坂道では自転車を降りて
 5時間目はいつになくぼーっとしてしまった。彼女の手首。細かったな。親指と中指で輪を作る。親指の付け根に中指が届いたから、こんなもんか?あらためて見て驚く。500円玉くらいしかない。いくらなんでもおかしいだろ。
 自分の手首を握ってみる。自分の手首も断面で見ると案外細いことが判明した。それにしたって、細すぎる。でも、彼女だって見た感じ、体格は普通だ。特に細いわけじゃない。だとしたら、女子はみんなこんなに細いのか。それに柔らかかった。ふにゃふにゃってわけじゃないんだが、素材全体が柔らかいと言うか、男の身体の中にある硬い芯みたいなものが、彼女の腕にはないように思えた。肩とか、腰とかを抱き寄せたらどんな感じがするんだろう。余計な事を考えてドキドキしてしまった。
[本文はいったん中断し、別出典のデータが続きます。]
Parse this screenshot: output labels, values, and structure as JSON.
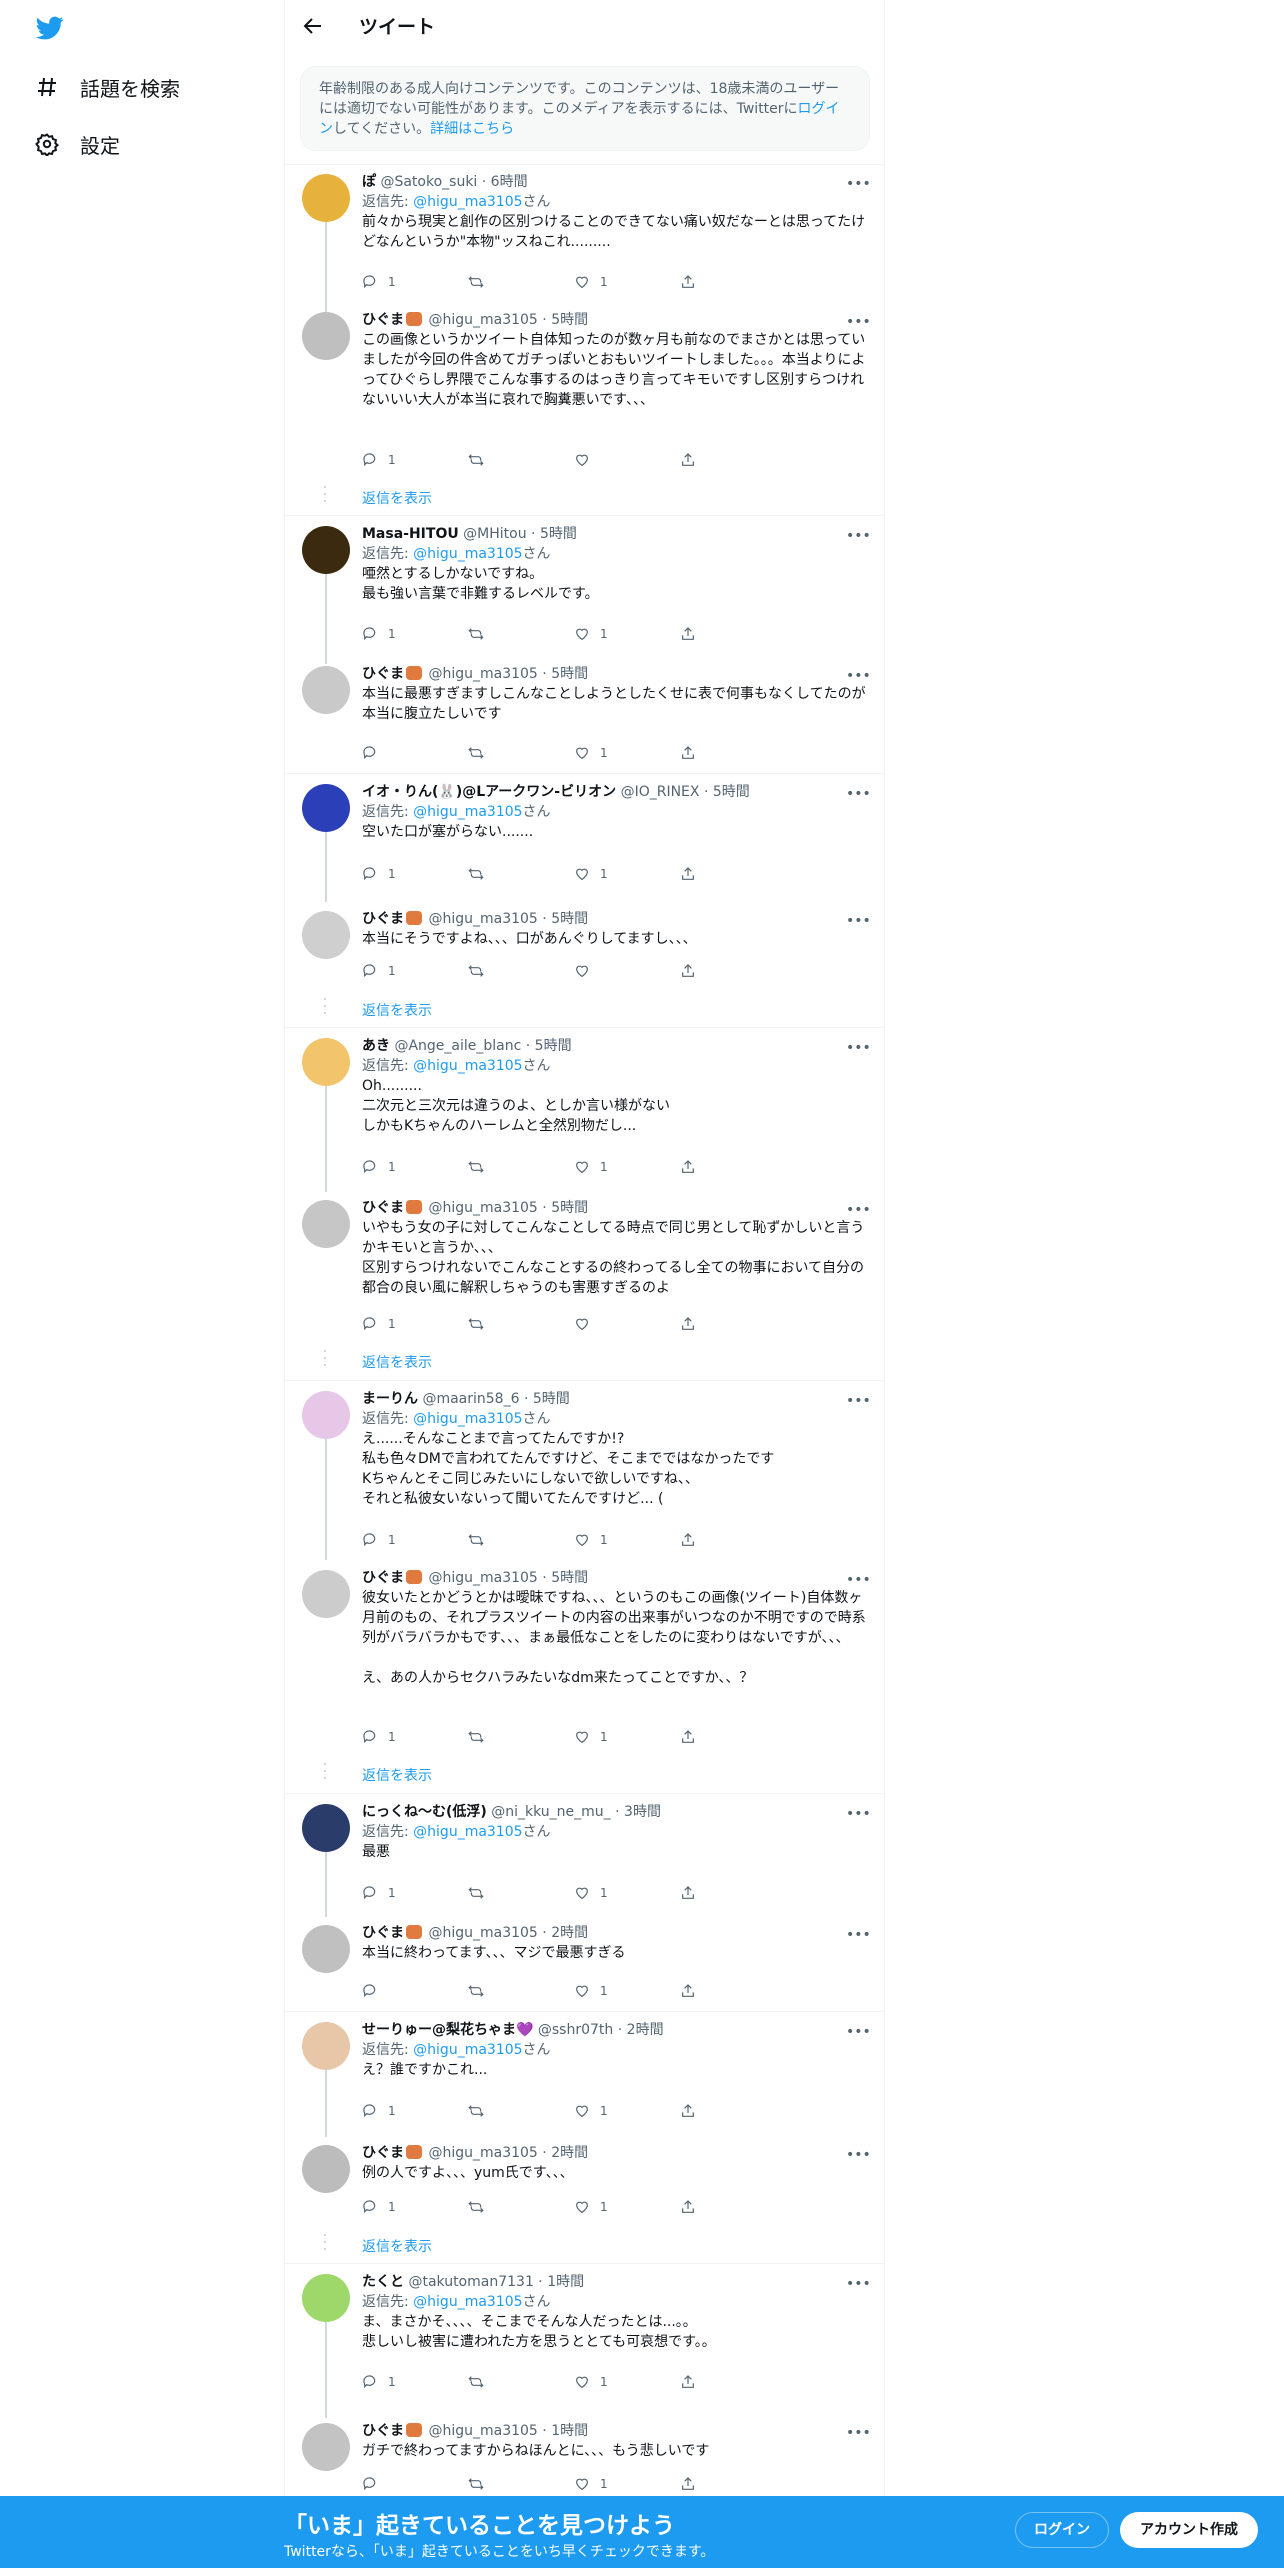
{
  "nav": {
    "logo": "twitter-bird-icon",
    "items": [
      {
        "label": "話題を検索",
        "icon": "hashtag-icon"
      },
      {
        "label": "設定",
        "icon": "gear-icon"
      }
    ]
  },
  "header": {
    "title": "ツイート"
  },
  "notice": {
    "text_before": "年齢制限のある成人向けコンテンツです。このコンテンツは、18歳未満のユーザーには適切でない可能性があります。このメディアを表示するには、Twitterに",
    "login_link": "ログイン",
    "text_after": "してください。",
    "details_link": "詳細はこちら"
  },
  "labels": {
    "reply_to": "返信先:",
    "san": "さん",
    "show_replies": "返信を表示"
  },
  "tweets": [
    {
      "name": "ぽ",
      "handle": "@Satoko_suki",
      "time": "6時間",
      "reply_to": "@higu_ma3105",
      "text": "前々から現実と創作の区別つけることのできてない痛い奴だなーとは思ってたけどなんというか\"本物\"ッスねこれ.........",
      "replies": "1",
      "retweets": "",
      "likes": "1"
    },
    {
      "name": "ひぐま",
      "handle": "@higu_ma3105",
      "time": "5時間",
      "text": "この画像というかツイート自体知ったのが数ヶ月も前なのでまさかとは思っていましたが今回の件含めてガチっぽいとおもいツイートしました。。。本当よりによってひぐらし界隈でこんな事するのはっきり言ってキモいですし区別すらつけれないいい大人が本当に哀れで胸糞悪いです、、、",
      "replies": "1",
      "retweets": "",
      "likes": ""
    },
    {
      "name": "Masa-HITOU",
      "handle": "@MHitou",
      "time": "5時間",
      "reply_to": "@higu_ma3105",
      "text": "唖然とするしかないですね。\n最も強い言葉で非難するレベルです。",
      "replies": "1",
      "retweets": "",
      "likes": "1"
    },
    {
      "name": "ひぐま",
      "handle": "@higu_ma3105",
      "time": "5時間",
      "text": "本当に最悪すぎますしこんなことしようとしたくせに表で何事もなくしてたのが本当に腹立たしいです",
      "replies": "",
      "retweets": "",
      "likes": "1"
    },
    {
      "name": "イオ・りん(🐰)@Lアークワン-ビリオン",
      "handle": "@IO_RINEX",
      "time": "5時間",
      "reply_to": "@higu_ma3105",
      "text": "空いた口が塞がらない.......",
      "replies": "1",
      "retweets": "",
      "likes": "1"
    },
    {
      "name": "ひぐま",
      "handle": "@higu_ma3105",
      "time": "5時間",
      "text": "本当にそうですよね、、、口があんぐりしてますし、、、",
      "replies": "1",
      "retweets": "",
      "likes": ""
    },
    {
      "name": "あき",
      "handle": "@Ange_aile_blanc",
      "time": "5時間",
      "reply_to": "@higu_ma3105",
      "text": "Oh.........\n二次元と三次元は違うのよ、としか言い様がない\nしかもKちゃんのハーレムと全然別物だし...",
      "replies": "1",
      "retweets": "",
      "likes": "1"
    },
    {
      "name": "ひぐま",
      "handle": "@higu_ma3105",
      "time": "5時間",
      "text": "いやもう女の子に対してこんなことしてる時点で同じ男として恥ずかしいと言うかキモいと言うか、、、\n区別すらつけれないでこんなことするの終わってるし全ての物事において自分の都合の良い風に解釈しちゃうのも害悪すぎるのよ",
      "replies": "1",
      "retweets": "",
      "likes": ""
    },
    {
      "name": "まーりん",
      "handle": "@maarin58_6",
      "time": "5時間",
      "reply_to": "@higu_ma3105",
      "text": "え......そんなことまで言ってたんですか!?\n私も色々DMで言われてたんですけど、そこまでではなかったです\nKちゃんとそこ同じみたいにしないで欲しいですね、、\nそれと私彼女いないって聞いてたんですけど... (",
      "replies": "1",
      "retweets": "",
      "likes": "1"
    },
    {
      "name": "ひぐま",
      "handle": "@higu_ma3105",
      "time": "5時間",
      "text": "彼女いたとかどうとかは曖昧ですね、、、というのもこの画像(ツイート)自体数ヶ月前のもの、それプラスツイートの内容の出来事がいつなのか不明ですので時系列がバラバラかもです、、、まぁ最低なことをしたのに変わりはないですが、、、\n\nえ、あの人からセクハラみたいなdm来たってことですか、、？",
      "replies": "1",
      "retweets": "",
      "likes": "1"
    },
    {
      "name": "にっくね〜む(低浮)",
      "handle": "@ni_kku_ne_mu_",
      "time": "3時間",
      "reply_to": "@higu_ma3105",
      "text": "最悪",
      "replies": "1",
      "retweets": "",
      "likes": "1"
    },
    {
      "name": "ひぐま",
      "handle": "@higu_ma3105",
      "time": "2時間",
      "text": "本当に終わってます、、、マジで最悪すぎる",
      "replies": "",
      "retweets": "",
      "likes": "1"
    },
    {
      "name": "せーりゅー@梨花ちゃま💜",
      "handle": "@sshr07th",
      "time": "2時間",
      "reply_to": "@higu_ma3105",
      "text": "え？誰ですかこれ...",
      "replies": "1",
      "retweets": "",
      "likes": "1"
    },
    {
      "name": "ひぐま",
      "handle": "@higu_ma3105",
      "time": "2時間",
      "text": "例の人ですよ、、、yum氏です、、、",
      "replies": "1",
      "retweets": "",
      "likes": "1"
    },
    {
      "name": "たくと",
      "handle": "@takutoman7131",
      "time": "1時間",
      "reply_to": "@higu_ma3105",
      "text": "ま、まさかそ、、、、そこまでそんな人だったとは...。。\n悲しいし被害に遭われた方を思うととても可哀想です。。",
      "replies": "1",
      "retweets": "",
      "likes": "1"
    },
    {
      "name": "ひぐま",
      "handle": "@higu_ma3105",
      "time": "1時間",
      "text": "ガチで終わってますからねほんとに、、、もう悲しいです",
      "replies": "",
      "retweets": "",
      "likes": "1"
    }
  ],
  "bottom_bar": {
    "title": "「いま」起きていることを見つけよう",
    "subtitle": "Twitterなら、「いま」起きていることをいち早くチェックできます。",
    "login": "ログイン",
    "signup": "アカウント作成"
  },
  "colors": {
    "accent": "#1d9bf0",
    "text": "#0f1419",
    "secondary": "#536471"
  }
}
 その翌日から、彼女は倉庫に入る前に一旦部室に顔を見せて、俺に挨拶してくれるようになった。廊下ですれ違った時にも、俺に視線を向け、目が合うと人懐っこい笑顔で微笑んだ。今までは目線さえ合わなかったのに、急に挨拶されるようになり、戸惑ってしまう。彼女は倉庫で作業をし、俺は一人で脚本を書く。予鈴がなると、二人で部室を出た。

 数日後、いつものように弁当を食べながら書いていると、同じ1年の美波さやかと数人の女子が現れた。美波以外は部員ではないが、弁当を食べながら、何かの相談をする気で来たらしい。俺を見ると、少し困った顔をした。